Reinforcement Learning of Locomotion Policies
Supporting diverse robots: Field AI’s autonomy applies to many robot embodiments, including quadrupeds, humanoids, passenger rovers, flying and ground vehicles, with their locomotion policies effectively trained using NVIDIA Isaac Sim.
Field AI’s FFM focuses on high-level mission intelligence, enabling capabilities such as autonomous risk-aware routing, progress tracking, object tracking, and precise data capture for progress monitoring during facilities exploration. It uniquely interfaces with the lower-level locomotion stack without descending to actuator control. In cases where such locomotion policies need effective training, Isaac Lab offers reinforcement learning capabilities that play an integral part in Field AI’s simulation stack. Running multiple instances in parallel enables efficient training of locomotion policies. These diverse scenarios contribute to developing robust and adaptable locomotion policies that excel across different environments.
Simulation-based Parallelized Unit Testing
Each major development of Field AI’s stack is rigorously tested for edge cases and specific functionality testing through continuous integration and parallelized in-simulation unit testing in Isaac Lab. This step is part of Field AI’s larger suite of regression tests over thousands of canonical environments, ensuring compatibility with previous versions, identifying potential code issues (e.g., performance bottlenecks) early, and maintaining consistent and reliable performance of the stack throughout the development process.

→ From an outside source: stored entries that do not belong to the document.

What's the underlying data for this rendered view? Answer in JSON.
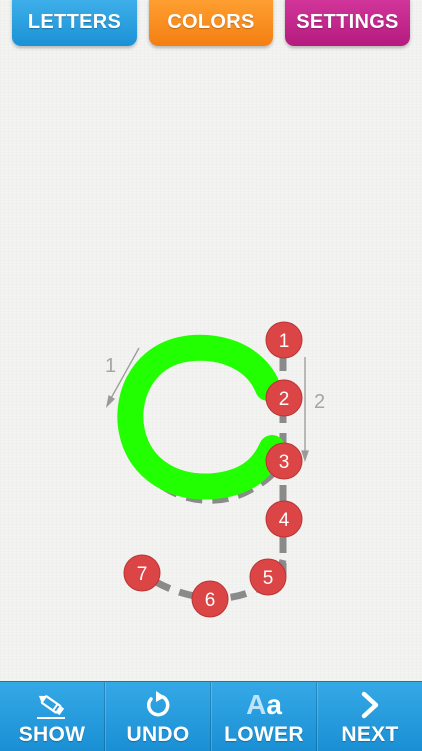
{
  "top_tabs": {
    "letters": "LETTERS",
    "colors": "COLORS",
    "settings": "SETTINGS"
  },
  "canvas": {
    "stroke_labels": [
      "1",
      "2"
    ],
    "dots": [
      "1",
      "2",
      "3",
      "4",
      "5",
      "6",
      "7"
    ],
    "trace_color": "#22ff00",
    "dot_color": "#e04848"
  },
  "bottom_bar": {
    "show": "SHOW",
    "undo": "UNDO",
    "lower": "LOWER",
    "next": "NEXT",
    "lower_icon_upper": "A",
    "lower_icon_lower": "a"
  },
  "icons": {
    "show": "pencil-icon",
    "undo": "undo-arrow-icon",
    "lower": "aa-case-icon",
    "next": "chevron-right-icon"
  }
}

Ensuring Robust Performance: Field AI’s stack undergoes rigorous continuous integration and in-simulation unit testing in Isaac Lab, part of a comprehensive regression testing strategy to maintain reliability and performance across all deployments
Moreover, differentiating between suites of existing policies can be challenging since they perform similarly in certain scenarios but differently in others. The subtle differences in behavior usually emerge under edge cases. Field AI’s extensive testing framework enables the capture of these nuances, allowing assignment of higher-quality metrics to stack updates. By evaluating how each policy handles these edge cases, Field AI makes more informed decisions about improvements and optimizations.
Each version of Field AI’s stack is tested for hundreds of hours before it is deployed across a diverse fleet of robots. By adopting this testing strategy, Field AI ensures that any changes to the stack do not adversely affect overall performance, thereby maintaining the system's reliability and effectiveness.
Integration Testing
Beyond simulation-assisted unit testing, it is vital to evaluate how changes across different components of Field AI’s stack affect the entire system. For example, Field AI simulates real-time data flows, sensor inputs, and communication protocols to verify their integration across the system. This involves testing the interactions between modules to ensure seamless integration and functionality, which is done efficiently in parallel in Isaac Lab.
Continuous Improvement and Future Integrations
As Field AI continues to deploy robotics AI systems in industrial job sites around the world, those learnings are captured and incorporated into future updates and iterations of these AI models, ensuring FFMs continue to improve as Field AI’s customer list continues to expand. As Field AI grows, the company plans to continue using NVIDIA Isaac Lab and NVIDIA Isaac Sim tools as integral parts of its development and testing stack.